I admire the ingenuity in “The Paper Life They Lead,” how Crerand was inspired by something so oddly inspiring and made so much out of it. It’s a wacky idea, sure, but it’s Crerand’s execution that really makes his story work. The description of the daily labor, the stark landscape, and the general hopelessness of these characters’ existence is straight out of Steinbeck, the bleakness so vivid, those cookies jarred in the farmhouse cellar are long-forgotten—and I really like cookies. Crerand’s choices become the real art here, his ability to make them work so convincingly. A story with a premise like this could be merely a joke in the wrong hands, but Crerand’s commitment steers him clear of all that, into much better territory, much more effective fiction.

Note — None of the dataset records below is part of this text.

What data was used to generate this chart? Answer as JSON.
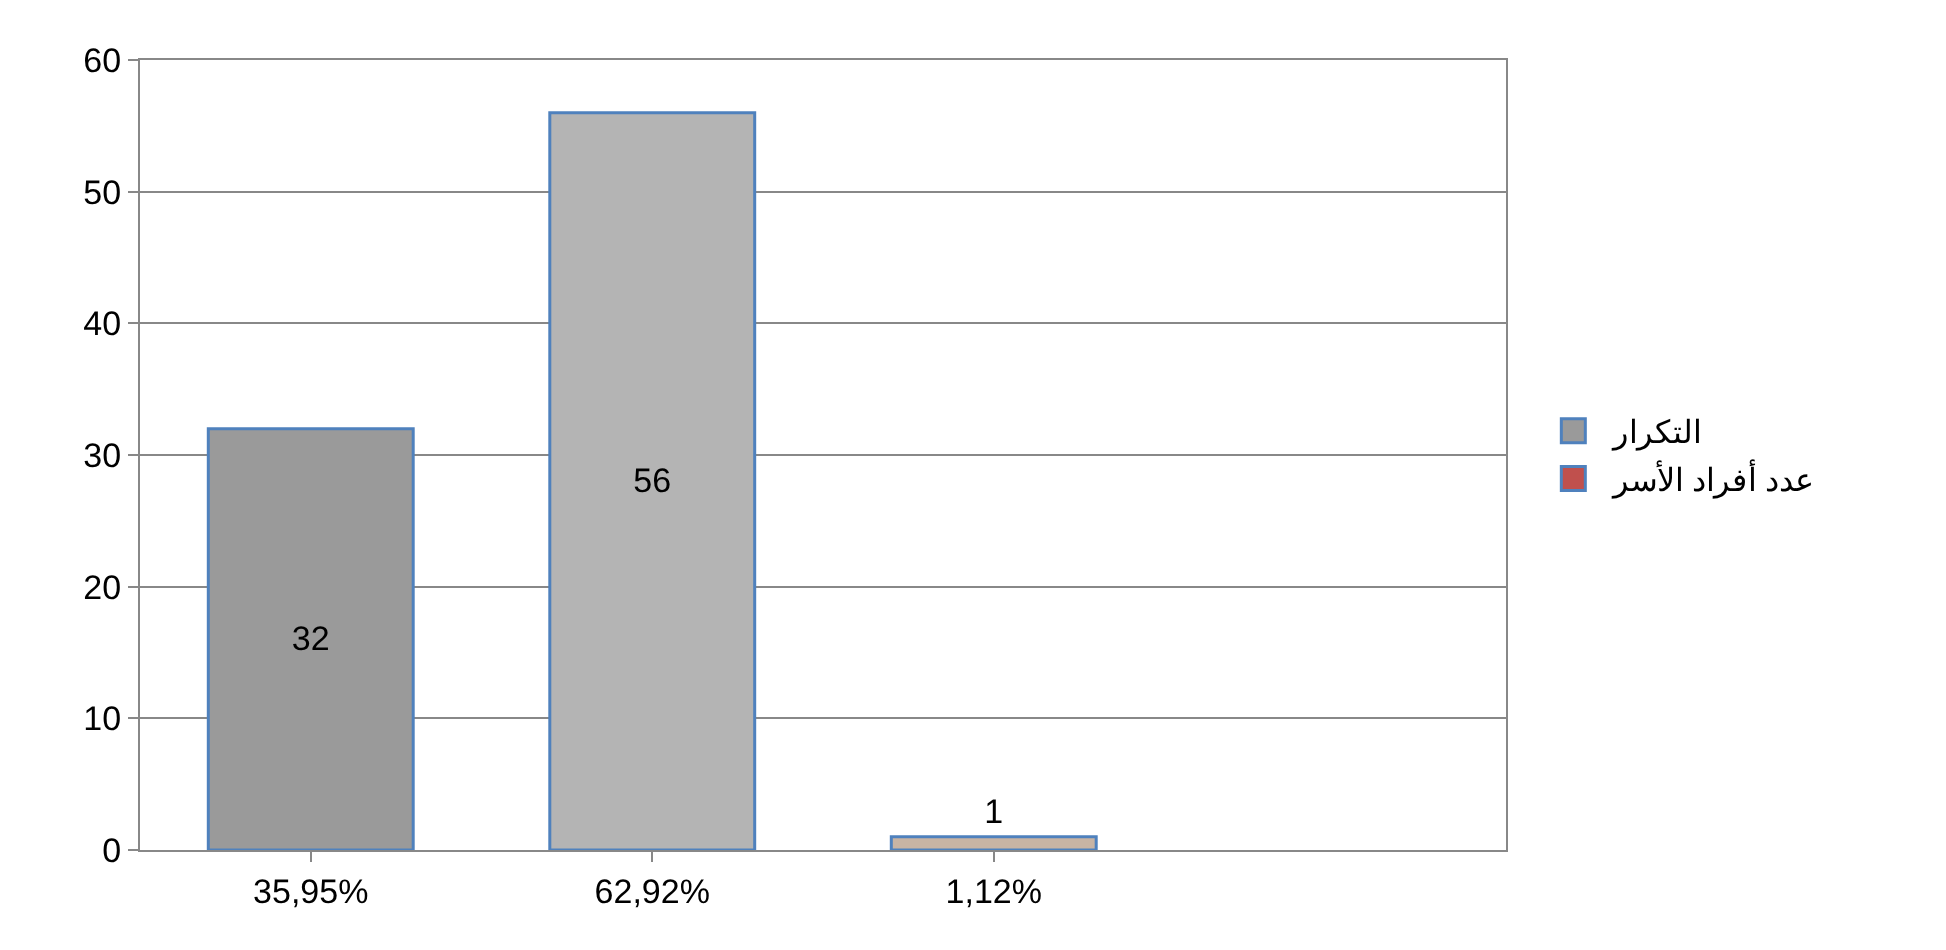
{
  "chart_data": {
    "type": "bar",
    "categories": [
      "35,95%",
      "62,92%",
      "1,12%",
      null
    ],
    "series": [
      {
        "name": "التكرار",
        "color": "#c8c4c0",
        "colors": [
          "#9a9a9a",
          "#b4b4b4",
          "#c8b4a4",
          null
        ],
        "values": [
          32,
          56,
          1,
          null
        ]
      },
      {
        "name": "عدد أفراد الأسر",
        "color": "#c0504d",
        "values": [
          null,
          null,
          null,
          null
        ]
      }
    ],
    "ylim": [
      0,
      60
    ],
    "yticks": [
      0,
      10,
      20,
      30,
      40,
      50,
      60
    ],
    "grid": "y",
    "legend": "right",
    "data_labels": true
  }
}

I like the stories in The Paper Life They Lead, especially this title story and “The Glory of Keys,” one of a few stories Crerand has placed in McSweeney’s. That seems to be Crerand’s aesthetic, or one of them, anyway, the type of well executed, clever hipsterism often found in Dave Eggers’ quarterly concern. As a somewhat clever hipster myself, I mean that as a compliment, Crerand’s voice fresh and fun, his post-Post-Modern ideas as revelatory of our human conditions as any sort of realism. The Paper Life They Lead is a solid but short debut—I’m eager what else this author has up his sleeve.